At 05:36 PM 12/9/99 -0600, brian whatcott wrote:

I have written up my objection to the list two or three
times by now. Is the objection not intelligible?

The objection is groundless.

--------------------------

The correct analysis has been posted two or three times. The interesting
question is why the correct analysis is not universally intelligible.

Here are a couple of hypotheses.

1) At the very least, understanding the answer (and indeed understanding
the question) involves a change of reference frames. Not everyone is
comfortable with Galileo's principle of relativity.

2) In particular, in most of our experience with moving vehicles such as
cars or airplanes, there is a preferred reference frame. For airplanes, it
is simply not true that continued thrust results in continued
acceleration. Drag intervenes. Drag involves the air, thereby locking
down a preferred reference frame. This is a fine example of a situation
where intuition and terrestrial experience predict one thing, and the laws
of physics predict something wonderfully different.

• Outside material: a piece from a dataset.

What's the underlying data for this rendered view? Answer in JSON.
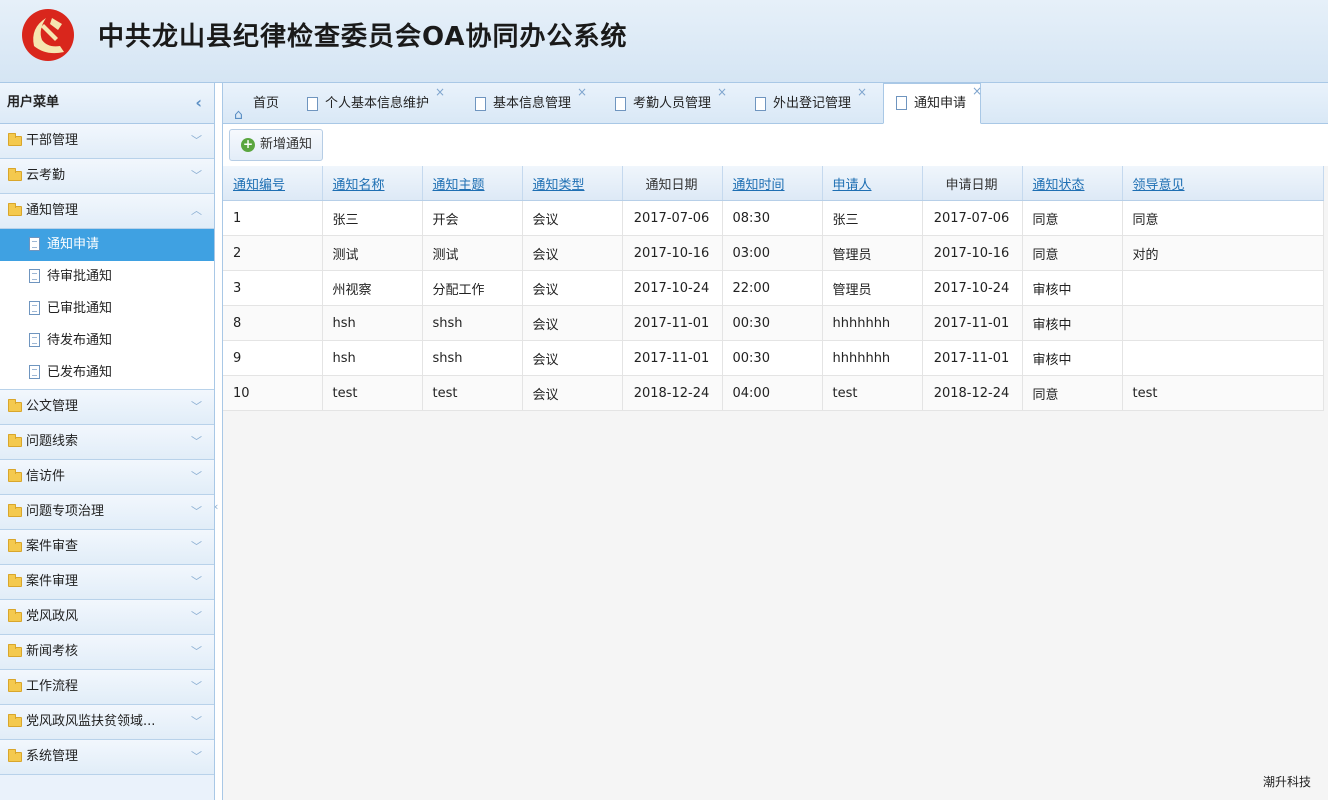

3) The usual analysis involves not one but many changes of reference
frame. For people who had only a shaky grasp of Galileo's principle of
relativity to begin with, this leaves them in the dust. I personally am
perfectly happy handling the physics of an accelerated object using a
succession of instantaneously comoving frames, but that's something that
most people don't see until they get to a graduate-level general-relativity
course.

=======

Constructive suggestions:

a) Make sure we state the problem carefully. In particular, it may help to
specify that the experiment is done in interstellar space so that
gravitation and friction are negligible.

b) Consider the following discrete approximation to the analysis: Consider
a rocket initially at rest in the lab frame. Suppose it discretely ejects
exactly half its mass in one big impulse. The situation is easy to analyze
by symmetry. Call the resulting velocity V0. Now change into the reference
frame of the left portion. Eject half of what's left, and iterate. After
N iterations, the velocity (relative to the *lab* frame) is N*V0, and the
mass has gone down by a factor of 2**N.

If the student can follow the discrete argument, it may be the better part
of valor to stop there. One can tantalize the better students by saying
that continuous thrust (as opposed to bang bang thrust) replaces 2**N by
e**N and changes the constant out front, but the qualitative point
remains: the rocket speed can exceed the discharge speed by a factor that
is logarithmic in the ratio of initial mass to final mass.